I love to get up early on a summer morning and explore the garden looking for new images. In my previous blog I captured images involving the garden sprinklers. This time I put on the macro lens (Nikon 105mm) and started exploring. Given the sprinklers had run earlier there were a lot of water droplets hanging on the flowers and foliage so I decided to focus on those.
In the 1st image I saw a row of water droplets hanging along the edge of a gladiola. To get in close, I added a Canon 5T close-up lens and a 36mm extender. I traded depth of field for some background detail. On a shot like this all the droplets have to be very sharp or else they distract from the rest. Set your camera up as parallel to the droplets as you can.
If you want to get a sunburst like the above you need to go with a small aperture (f51 in this case). The tradeoff is, of course, depth of field so you need to make sure the background material is far away and not too cluttered or else it distracts from the image. Also, note that changing your angle of view relative to the sun and water droplet can greatly impact the level of sunburst. Move you head up and down watching the water drop. Find the point where the sun seems brightest (you will see the difference once you hit that magic angle).
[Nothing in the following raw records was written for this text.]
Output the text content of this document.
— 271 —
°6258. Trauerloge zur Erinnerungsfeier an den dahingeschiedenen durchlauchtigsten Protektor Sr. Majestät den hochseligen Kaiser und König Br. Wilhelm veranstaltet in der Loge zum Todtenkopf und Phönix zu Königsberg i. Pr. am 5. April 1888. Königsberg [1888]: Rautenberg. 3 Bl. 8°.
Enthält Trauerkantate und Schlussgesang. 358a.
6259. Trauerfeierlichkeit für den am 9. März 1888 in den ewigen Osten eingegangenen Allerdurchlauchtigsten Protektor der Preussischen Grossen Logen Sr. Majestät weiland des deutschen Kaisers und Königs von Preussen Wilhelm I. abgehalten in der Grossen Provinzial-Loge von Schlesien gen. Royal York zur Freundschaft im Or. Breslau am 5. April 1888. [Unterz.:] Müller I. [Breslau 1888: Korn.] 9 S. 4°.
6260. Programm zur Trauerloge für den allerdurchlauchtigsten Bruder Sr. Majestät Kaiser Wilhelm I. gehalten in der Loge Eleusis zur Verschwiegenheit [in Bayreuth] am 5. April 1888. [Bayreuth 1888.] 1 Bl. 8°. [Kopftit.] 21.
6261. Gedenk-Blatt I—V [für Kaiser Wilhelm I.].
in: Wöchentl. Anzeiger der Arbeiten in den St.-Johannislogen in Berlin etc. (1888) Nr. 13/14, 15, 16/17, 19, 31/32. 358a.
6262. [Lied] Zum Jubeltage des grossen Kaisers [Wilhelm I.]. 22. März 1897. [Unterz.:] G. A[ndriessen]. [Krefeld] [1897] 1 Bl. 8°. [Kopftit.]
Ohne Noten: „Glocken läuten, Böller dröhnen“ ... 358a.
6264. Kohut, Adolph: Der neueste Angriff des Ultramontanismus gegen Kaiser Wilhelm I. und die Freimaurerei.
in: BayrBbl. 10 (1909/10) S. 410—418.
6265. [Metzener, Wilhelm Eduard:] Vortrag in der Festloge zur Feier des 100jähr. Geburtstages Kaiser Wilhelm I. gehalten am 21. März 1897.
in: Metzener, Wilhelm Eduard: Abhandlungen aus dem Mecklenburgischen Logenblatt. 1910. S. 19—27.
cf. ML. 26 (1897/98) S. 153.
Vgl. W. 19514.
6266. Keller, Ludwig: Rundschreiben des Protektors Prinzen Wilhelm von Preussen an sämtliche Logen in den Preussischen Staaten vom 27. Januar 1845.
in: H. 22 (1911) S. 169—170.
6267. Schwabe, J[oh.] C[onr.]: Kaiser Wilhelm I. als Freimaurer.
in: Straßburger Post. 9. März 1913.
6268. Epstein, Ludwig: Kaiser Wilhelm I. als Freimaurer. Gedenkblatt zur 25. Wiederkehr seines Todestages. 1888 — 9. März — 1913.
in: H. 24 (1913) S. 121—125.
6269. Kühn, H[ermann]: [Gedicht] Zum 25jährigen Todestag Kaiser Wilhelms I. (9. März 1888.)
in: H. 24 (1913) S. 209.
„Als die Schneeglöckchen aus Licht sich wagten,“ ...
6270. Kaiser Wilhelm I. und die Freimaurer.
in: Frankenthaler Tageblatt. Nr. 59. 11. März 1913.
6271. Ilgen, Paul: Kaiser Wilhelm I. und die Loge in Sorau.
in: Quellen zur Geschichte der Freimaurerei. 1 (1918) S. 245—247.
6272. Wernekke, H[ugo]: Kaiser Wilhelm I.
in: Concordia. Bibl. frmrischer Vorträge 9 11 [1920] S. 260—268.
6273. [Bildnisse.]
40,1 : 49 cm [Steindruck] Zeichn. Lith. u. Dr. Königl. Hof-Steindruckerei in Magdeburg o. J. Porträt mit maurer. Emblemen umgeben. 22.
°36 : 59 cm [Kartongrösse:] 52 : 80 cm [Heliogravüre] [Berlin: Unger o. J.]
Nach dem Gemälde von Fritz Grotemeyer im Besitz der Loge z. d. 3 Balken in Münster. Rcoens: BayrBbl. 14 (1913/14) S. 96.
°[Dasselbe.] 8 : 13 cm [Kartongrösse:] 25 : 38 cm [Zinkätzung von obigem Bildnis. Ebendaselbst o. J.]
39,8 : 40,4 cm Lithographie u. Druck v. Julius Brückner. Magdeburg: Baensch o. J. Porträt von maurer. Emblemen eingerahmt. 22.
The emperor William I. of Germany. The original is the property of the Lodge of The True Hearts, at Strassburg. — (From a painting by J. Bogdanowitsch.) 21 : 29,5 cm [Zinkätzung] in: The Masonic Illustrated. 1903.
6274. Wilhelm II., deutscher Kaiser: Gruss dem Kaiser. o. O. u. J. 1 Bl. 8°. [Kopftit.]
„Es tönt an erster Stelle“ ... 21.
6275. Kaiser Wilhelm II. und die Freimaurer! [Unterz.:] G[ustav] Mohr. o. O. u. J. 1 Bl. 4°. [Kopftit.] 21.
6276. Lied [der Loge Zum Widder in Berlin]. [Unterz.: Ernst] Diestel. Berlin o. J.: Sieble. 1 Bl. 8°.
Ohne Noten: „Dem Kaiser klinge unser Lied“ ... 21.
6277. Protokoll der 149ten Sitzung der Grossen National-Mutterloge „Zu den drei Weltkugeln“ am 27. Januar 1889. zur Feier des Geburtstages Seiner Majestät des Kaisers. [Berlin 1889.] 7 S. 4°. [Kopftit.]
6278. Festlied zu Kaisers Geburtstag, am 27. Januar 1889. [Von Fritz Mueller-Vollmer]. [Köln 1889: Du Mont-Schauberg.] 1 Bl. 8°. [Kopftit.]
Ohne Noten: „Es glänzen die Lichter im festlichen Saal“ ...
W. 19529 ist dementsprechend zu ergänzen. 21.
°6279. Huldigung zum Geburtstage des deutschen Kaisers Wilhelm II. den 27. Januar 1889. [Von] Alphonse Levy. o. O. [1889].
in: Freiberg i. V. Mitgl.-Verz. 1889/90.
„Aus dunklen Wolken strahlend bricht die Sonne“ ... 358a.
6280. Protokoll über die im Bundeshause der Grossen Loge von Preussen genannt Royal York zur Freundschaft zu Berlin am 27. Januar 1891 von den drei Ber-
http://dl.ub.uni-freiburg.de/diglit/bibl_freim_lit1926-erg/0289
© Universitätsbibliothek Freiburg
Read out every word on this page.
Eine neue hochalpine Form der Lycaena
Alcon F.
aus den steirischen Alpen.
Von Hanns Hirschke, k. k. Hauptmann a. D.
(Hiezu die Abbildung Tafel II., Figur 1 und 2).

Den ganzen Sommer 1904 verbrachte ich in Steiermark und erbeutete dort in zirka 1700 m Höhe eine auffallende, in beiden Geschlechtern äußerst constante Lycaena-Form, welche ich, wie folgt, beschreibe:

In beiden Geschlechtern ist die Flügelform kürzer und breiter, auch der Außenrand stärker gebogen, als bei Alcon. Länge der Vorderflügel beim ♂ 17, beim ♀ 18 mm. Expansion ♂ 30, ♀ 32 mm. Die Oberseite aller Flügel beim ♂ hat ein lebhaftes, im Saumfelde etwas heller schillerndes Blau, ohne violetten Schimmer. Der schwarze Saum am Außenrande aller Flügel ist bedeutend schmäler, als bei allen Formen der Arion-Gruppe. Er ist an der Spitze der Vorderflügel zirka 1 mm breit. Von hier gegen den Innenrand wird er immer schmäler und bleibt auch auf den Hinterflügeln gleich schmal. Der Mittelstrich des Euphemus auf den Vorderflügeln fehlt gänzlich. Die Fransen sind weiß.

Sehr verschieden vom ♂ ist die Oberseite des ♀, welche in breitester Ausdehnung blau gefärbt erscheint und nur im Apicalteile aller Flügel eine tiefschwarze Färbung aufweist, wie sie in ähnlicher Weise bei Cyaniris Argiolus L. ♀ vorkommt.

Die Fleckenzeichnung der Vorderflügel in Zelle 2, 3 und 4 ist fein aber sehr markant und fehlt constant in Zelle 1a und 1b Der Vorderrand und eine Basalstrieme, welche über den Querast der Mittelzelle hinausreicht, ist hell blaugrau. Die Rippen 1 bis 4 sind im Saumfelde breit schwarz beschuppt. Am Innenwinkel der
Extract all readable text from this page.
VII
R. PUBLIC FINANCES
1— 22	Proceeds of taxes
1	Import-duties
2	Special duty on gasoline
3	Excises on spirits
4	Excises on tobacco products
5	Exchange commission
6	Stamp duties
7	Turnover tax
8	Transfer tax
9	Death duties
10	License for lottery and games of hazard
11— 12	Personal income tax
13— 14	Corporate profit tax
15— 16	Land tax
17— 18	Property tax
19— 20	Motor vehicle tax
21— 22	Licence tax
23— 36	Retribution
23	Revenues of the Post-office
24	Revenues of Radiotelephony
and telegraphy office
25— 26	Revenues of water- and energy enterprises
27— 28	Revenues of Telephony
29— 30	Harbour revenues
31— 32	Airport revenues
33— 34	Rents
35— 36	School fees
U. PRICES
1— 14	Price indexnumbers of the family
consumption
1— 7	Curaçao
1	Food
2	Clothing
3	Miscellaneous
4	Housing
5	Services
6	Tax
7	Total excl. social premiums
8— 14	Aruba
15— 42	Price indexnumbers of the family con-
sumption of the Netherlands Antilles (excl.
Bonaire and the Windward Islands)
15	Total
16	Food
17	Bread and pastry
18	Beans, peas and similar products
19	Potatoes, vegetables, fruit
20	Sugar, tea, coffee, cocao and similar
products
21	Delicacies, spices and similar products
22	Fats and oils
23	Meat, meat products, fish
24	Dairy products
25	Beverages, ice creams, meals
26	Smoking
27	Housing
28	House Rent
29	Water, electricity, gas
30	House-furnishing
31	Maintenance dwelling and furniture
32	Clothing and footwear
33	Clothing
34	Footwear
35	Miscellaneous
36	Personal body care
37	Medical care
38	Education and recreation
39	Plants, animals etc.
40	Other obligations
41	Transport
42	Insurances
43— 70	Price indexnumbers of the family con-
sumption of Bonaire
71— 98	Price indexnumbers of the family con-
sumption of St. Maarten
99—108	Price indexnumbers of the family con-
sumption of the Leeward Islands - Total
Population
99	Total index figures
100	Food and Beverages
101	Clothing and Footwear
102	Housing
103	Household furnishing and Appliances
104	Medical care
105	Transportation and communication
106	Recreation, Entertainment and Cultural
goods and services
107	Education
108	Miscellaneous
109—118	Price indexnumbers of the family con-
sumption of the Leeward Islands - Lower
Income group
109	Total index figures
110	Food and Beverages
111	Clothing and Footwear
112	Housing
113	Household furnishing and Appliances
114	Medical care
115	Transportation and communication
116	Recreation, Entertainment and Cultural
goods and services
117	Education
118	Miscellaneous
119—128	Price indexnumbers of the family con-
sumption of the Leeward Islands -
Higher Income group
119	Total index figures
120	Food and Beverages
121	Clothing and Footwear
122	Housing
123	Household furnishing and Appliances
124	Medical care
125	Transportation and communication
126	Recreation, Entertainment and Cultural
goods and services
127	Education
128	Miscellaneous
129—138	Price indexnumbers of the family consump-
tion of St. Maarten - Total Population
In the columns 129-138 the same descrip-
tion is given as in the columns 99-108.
Finding nice background color when you can is always a great way to add pop. In the image above the background was all green which was nice, but I wanted a little more pop. I grabbed another red flower from the garden (I don’t recommend this unless it is your own garden) and held it at arms’ length (while I looked through the viewfinder) and moved it behind the area I wanted to emphasize. It took a few tries to get it, but I am happy with this one.
In this final image, I couldn’t get the sunburst without an aperture that resulted in a messy background. So I actually shot one with the background bokeh I wanted (large aperture) and combined it with the small aperture shot using Photoshop. The result is the sunburst plus the nice background. It always pays to think outside the box you think you are in.